27 July 2018

Cleaning Up and Automating the Backup of Bitlocker Passwords to Active Directory

Recently, I was reviewing the bitlocker recovery password backups. We still use active directory to store them, and yes, we are planning on moving to MBAM. That is a ways off as we're in the process of the Windows 10, Exchange 2016, and Office 2016 migrations. While looking over the AD backups, I noticed some machines stored multiple recovery passwords due to systems being reimaged and then some had duplicates.

To solve this, I was initially going to write a PowerShell script to delete the AD entry during a task sequence build process for a clean slate. Going through the testing phase, I ran into other issues that required more testing in the script. Therefore a one-liner was out of the question. In the end, this cleaned up our active directory bitlocker password entries and verified all stored passwords were valid. 
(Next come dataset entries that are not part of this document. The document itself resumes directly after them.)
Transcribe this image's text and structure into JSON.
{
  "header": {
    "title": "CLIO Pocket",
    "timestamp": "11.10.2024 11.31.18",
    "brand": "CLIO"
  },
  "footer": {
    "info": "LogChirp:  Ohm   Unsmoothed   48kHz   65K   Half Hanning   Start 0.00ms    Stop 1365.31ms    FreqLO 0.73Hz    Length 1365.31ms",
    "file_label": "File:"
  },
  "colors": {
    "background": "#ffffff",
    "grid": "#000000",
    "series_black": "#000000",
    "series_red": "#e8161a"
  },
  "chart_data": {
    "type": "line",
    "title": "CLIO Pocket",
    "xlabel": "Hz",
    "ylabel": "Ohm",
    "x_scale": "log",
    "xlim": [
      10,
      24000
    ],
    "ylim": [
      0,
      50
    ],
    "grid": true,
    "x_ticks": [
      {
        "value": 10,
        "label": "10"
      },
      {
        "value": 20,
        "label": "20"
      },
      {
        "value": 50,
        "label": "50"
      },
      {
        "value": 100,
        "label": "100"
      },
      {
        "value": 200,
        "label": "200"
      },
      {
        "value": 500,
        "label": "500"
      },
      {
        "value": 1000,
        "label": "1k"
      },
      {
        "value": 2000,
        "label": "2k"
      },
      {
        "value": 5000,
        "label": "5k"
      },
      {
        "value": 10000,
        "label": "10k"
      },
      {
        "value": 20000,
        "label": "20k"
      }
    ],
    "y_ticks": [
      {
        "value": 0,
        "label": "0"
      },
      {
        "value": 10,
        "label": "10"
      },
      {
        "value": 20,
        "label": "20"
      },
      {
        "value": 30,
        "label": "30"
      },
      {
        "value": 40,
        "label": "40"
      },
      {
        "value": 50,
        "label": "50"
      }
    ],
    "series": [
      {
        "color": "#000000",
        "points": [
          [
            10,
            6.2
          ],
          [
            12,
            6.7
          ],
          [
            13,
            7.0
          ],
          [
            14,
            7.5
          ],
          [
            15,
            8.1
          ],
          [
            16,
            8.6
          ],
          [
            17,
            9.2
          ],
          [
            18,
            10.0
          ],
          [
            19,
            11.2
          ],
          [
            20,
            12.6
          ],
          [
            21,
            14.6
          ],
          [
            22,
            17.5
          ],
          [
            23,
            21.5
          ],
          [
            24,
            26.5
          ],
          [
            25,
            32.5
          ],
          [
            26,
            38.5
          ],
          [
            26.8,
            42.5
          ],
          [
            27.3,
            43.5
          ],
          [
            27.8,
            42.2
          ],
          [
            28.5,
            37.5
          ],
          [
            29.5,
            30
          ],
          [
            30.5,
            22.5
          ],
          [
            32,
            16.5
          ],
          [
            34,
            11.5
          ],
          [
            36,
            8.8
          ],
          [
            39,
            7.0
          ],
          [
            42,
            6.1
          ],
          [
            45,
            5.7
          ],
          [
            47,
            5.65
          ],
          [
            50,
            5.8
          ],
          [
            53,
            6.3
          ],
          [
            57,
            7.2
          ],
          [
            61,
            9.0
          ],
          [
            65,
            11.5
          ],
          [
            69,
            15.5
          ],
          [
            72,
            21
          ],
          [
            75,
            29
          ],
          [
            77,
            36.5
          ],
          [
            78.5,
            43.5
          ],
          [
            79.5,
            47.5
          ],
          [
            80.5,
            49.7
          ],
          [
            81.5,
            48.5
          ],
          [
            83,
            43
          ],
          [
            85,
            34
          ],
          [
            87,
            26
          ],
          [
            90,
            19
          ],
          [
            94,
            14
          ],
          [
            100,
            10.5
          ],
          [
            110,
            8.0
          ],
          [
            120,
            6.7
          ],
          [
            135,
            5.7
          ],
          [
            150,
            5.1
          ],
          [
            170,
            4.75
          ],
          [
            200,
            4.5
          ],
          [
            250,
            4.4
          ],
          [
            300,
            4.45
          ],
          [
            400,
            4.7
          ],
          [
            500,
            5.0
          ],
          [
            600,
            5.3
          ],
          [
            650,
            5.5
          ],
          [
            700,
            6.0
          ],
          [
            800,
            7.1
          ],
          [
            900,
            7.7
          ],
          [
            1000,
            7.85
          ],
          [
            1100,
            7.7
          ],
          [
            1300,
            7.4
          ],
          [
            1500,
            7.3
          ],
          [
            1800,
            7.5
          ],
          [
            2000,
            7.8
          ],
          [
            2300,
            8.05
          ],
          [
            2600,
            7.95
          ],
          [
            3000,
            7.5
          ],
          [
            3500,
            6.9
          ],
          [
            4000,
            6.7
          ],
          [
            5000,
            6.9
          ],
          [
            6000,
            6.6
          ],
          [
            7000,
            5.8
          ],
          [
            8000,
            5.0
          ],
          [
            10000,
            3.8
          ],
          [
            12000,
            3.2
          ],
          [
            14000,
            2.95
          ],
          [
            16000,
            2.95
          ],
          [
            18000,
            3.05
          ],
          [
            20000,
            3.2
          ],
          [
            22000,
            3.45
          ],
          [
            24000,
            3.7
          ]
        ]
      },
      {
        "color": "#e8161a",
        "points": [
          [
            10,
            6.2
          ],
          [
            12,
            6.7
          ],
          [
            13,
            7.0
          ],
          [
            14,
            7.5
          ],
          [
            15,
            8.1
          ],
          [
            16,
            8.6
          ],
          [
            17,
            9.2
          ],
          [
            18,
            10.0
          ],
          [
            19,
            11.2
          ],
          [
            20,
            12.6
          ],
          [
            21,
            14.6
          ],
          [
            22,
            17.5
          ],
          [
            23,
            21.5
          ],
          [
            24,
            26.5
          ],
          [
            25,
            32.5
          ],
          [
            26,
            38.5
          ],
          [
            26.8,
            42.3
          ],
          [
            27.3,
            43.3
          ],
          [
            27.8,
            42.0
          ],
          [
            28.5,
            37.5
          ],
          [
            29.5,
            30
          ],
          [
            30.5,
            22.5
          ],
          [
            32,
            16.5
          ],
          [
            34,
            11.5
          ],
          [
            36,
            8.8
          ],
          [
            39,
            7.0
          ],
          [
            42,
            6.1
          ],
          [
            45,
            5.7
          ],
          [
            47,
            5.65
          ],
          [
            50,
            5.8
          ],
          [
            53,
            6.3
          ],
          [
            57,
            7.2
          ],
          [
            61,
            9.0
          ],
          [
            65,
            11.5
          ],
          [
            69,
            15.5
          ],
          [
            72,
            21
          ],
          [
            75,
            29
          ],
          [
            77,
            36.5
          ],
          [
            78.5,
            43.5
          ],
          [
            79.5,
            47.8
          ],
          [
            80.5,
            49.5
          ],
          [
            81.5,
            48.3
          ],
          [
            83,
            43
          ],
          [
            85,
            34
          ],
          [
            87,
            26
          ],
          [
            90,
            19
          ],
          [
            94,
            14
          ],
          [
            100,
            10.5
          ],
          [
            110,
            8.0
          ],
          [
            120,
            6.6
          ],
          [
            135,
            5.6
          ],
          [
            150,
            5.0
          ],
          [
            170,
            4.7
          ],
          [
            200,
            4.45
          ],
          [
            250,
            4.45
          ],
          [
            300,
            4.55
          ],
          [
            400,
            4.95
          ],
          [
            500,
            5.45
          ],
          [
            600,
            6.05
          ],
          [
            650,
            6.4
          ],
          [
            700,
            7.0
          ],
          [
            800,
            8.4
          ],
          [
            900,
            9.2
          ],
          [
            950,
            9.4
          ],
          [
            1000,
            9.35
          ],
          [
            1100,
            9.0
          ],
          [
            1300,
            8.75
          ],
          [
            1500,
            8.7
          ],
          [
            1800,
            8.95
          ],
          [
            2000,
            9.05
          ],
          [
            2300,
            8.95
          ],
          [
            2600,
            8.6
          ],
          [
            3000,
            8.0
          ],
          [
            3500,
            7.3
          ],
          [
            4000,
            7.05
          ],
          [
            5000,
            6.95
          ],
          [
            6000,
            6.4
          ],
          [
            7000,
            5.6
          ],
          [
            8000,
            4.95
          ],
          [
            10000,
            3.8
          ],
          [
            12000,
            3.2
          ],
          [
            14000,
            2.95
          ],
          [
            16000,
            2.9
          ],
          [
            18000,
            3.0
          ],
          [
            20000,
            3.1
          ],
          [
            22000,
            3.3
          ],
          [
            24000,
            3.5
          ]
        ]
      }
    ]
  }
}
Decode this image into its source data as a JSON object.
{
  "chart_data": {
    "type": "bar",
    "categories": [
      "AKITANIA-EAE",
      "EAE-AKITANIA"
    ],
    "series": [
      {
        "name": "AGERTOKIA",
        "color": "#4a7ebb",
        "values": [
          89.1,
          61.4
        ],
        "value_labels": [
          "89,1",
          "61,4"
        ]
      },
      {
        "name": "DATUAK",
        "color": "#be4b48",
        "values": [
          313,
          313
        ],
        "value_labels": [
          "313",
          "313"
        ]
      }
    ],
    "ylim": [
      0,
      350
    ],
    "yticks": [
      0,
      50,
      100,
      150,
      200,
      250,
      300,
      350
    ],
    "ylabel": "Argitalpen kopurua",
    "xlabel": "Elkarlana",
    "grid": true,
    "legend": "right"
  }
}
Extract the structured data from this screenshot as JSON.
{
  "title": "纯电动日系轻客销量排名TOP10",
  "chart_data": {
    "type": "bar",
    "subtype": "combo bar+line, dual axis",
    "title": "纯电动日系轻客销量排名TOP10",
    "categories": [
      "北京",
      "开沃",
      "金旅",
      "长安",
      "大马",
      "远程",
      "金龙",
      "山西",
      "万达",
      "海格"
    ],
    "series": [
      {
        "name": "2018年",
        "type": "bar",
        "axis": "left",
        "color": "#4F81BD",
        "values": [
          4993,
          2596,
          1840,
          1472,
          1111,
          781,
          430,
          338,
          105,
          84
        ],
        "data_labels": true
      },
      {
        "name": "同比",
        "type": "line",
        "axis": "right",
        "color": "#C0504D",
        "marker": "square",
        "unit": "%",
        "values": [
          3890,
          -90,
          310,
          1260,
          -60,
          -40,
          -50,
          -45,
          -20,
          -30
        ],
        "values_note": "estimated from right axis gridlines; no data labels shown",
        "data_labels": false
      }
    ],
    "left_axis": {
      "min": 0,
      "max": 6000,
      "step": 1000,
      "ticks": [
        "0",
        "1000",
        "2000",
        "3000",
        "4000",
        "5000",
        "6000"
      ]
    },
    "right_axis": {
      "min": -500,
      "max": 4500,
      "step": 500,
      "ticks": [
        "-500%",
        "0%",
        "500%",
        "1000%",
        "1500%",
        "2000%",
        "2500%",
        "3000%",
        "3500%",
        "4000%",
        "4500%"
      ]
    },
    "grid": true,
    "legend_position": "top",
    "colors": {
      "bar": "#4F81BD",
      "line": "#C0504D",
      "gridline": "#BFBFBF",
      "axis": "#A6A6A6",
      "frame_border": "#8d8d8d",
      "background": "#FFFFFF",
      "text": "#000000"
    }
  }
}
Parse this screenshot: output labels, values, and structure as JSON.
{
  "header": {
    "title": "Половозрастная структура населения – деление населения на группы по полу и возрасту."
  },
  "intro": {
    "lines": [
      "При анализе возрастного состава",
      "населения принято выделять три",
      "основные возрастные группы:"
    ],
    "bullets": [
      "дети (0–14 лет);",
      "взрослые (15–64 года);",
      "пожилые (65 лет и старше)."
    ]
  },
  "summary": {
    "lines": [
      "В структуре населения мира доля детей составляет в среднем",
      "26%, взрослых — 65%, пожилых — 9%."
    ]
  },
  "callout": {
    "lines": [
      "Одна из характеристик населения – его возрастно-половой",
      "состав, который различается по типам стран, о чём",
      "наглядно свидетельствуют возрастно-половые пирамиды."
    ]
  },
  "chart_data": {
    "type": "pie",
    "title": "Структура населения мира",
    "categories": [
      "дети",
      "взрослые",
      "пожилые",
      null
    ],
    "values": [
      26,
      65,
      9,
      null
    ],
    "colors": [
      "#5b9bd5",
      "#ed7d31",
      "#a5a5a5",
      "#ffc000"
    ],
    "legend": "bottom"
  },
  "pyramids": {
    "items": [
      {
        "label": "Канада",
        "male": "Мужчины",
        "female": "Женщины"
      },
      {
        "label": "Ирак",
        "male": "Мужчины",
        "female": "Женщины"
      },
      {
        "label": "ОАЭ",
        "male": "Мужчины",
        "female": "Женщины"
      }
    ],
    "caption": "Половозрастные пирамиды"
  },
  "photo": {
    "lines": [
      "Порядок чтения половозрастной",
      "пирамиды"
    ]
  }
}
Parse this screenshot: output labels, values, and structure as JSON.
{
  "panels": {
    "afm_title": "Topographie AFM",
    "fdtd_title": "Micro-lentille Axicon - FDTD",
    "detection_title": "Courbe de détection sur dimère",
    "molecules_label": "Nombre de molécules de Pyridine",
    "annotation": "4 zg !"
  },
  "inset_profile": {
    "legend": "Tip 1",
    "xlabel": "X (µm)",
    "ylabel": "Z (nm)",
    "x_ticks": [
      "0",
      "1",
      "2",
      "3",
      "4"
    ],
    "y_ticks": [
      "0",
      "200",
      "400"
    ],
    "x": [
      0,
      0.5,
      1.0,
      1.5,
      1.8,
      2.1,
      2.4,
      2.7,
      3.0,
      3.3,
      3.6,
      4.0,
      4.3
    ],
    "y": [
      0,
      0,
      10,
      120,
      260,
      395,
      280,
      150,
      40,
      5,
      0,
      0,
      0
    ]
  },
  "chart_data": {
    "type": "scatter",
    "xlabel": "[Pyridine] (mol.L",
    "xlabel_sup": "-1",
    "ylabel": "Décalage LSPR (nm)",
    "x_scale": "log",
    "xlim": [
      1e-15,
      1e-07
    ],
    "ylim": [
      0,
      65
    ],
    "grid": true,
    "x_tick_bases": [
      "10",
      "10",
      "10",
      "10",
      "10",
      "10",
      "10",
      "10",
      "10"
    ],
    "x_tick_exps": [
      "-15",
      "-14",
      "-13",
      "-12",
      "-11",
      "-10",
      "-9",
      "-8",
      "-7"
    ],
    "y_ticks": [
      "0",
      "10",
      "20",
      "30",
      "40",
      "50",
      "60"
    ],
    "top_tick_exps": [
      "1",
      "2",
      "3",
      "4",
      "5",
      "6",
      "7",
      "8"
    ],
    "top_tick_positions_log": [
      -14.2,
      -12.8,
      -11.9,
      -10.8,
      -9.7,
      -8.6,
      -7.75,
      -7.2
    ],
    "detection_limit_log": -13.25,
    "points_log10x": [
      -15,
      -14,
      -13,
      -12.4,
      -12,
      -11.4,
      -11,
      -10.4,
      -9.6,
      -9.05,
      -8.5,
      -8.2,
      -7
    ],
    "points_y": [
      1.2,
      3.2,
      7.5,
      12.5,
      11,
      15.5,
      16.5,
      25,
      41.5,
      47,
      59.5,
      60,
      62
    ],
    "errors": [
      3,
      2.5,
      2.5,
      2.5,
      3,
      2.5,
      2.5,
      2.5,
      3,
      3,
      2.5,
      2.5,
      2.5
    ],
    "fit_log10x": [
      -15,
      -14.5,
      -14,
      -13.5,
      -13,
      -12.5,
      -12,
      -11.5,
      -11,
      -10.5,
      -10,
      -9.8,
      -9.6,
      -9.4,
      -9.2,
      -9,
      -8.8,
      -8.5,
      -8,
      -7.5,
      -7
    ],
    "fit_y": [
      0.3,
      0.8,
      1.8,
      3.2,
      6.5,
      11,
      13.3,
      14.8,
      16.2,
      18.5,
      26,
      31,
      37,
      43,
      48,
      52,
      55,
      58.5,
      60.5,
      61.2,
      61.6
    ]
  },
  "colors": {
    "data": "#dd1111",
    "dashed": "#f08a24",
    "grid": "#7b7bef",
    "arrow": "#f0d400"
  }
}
This script I have written does the following:

  1. Queries the bitlocker password and ID from the system
  2. Queries active directory for the backed up Bitlocker ID(s) and password(s)
  3. Cycles through the active directory entries and deletes those that do not match the stored local ones and removes duplicates.
  4. Queries active directory once again for the stored ID and password to see if it matches the locally stores ones
  5. If there are no entries, the info is backed up to active directory and verified the backup was successful
  6. If an error -2147024809 occurs during the backup, the system checks if Bitlocker is enabled and returns system is not Bitlockered. Otherwise, an unspecified error message is displayed. 
  7. Does not exist in active directory, the info is backed up. If it does exist but does not match, the key in AD is deleted, and then the new key is uploaded. If there are duplicates in AD that match to locally stored key, all are deleted, except for one. If bitlocker is not enabled on a machine, then an error 3 is returned. If an unspecified error occurs, an error 2 is returned. These return codes allow for the script to alert to issues within a build or if it is used in the scripts section of SCCM. 
  8. If the Bitlocker info matched on both the local system and AD, then the info is displayed on the screen and an exit code 0 is returned. 
This script requires domain admin access to run as it needs to have access to active directory. The SCRIPTS section of SCCM cannot run this as it uses the system account. The same goes for an SCCM package. The only way this can be executed through SCCM is to implement it in a task sequence. The Run Command Line is what needs to be used, specifying a domain admin account under the Run this step as the following account, as shown below. This same thing has to be done in MDT and/or SCCM to get this to work in cleaning up active directory when building a new system.